Resistance against what parents want, are used to, or can easily accept is part of adolescent growth. Consider three engines of growth for independence that tend to cause the most strain. There is opposition and actively and passively pushing against parental authority to operate more on one’s own terms. There is separation and pulling away for more social distance from family and more affiliation with friends. And there is individuation and playing with an increased variety of interests and images to develop a fitting personal identity. In each case, the young person asserts more independence, causing conflict when what the adolescent wants to do, who the adolescent wants to be with, or how the adolescent wants to be defined departs from the parental agenda or exceeds their tolerances.

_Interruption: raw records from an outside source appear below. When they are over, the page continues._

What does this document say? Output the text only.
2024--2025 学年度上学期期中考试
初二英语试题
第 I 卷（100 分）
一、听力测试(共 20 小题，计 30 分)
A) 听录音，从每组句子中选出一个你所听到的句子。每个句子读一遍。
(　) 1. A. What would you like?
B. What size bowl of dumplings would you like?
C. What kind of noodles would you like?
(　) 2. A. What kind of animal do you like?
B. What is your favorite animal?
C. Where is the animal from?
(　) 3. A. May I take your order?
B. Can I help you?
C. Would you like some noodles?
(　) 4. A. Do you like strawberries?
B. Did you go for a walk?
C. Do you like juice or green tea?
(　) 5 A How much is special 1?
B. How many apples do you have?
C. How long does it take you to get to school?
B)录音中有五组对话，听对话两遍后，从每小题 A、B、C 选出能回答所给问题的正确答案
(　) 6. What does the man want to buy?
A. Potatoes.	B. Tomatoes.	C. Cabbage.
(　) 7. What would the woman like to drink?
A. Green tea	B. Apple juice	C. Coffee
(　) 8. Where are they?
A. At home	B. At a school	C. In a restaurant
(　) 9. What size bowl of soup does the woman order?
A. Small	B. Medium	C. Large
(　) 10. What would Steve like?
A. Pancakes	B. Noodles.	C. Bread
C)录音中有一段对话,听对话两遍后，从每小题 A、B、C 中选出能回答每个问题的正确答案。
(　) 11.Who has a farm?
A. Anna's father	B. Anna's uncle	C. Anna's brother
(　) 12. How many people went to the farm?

These kinds of resistance should be seriously respected by parents because at stake is going up against the most powerful people in the adolescent’s world to assert independence of them. Therefore, do not discount these efforts or in any way diminish the adolescent for making them. Independence of the resistant kind takes more adolescent courage than most parents usually appreciate. “I hate getting on my parents’ wrong side, but sometimes that’s what I have to do!” So set expectations for your willingness to deal with resistance. For example, you might declare something like this. “When we disagree with what you want, or you disagree with what we want, please know that we stand ready to hear everything you have to say. That done, will be firm where we feel we have to and explain why this is so. And we will be flexible where we feel we can, willing to work out what you want.”

Parents must accept and anticipate the reality that to some degree, in service of detachment, they will have to release more freedom and encounter more resistance to help their adolescent gather more power of independence.

So, one formula for detachment parenting is this: DETACHMENT = RELEASE + RESISTANCE. Parents must allow themselves to release more freedom to their adolescent and they must encounter more resistance to their authority. In consequence, parents can’t detach without undergoing more anxiety from letting go control when they release, and experiencing more frustration in conflict when they encounter resistance by resisting back. This is why parenting adolescents can be stressful for parents.

This is also why steadfast parenting adolescents is crucial as well. Through constant communication, caring, and cooperation they must stay connected with their teenager while this dance of detachment is growing them apart.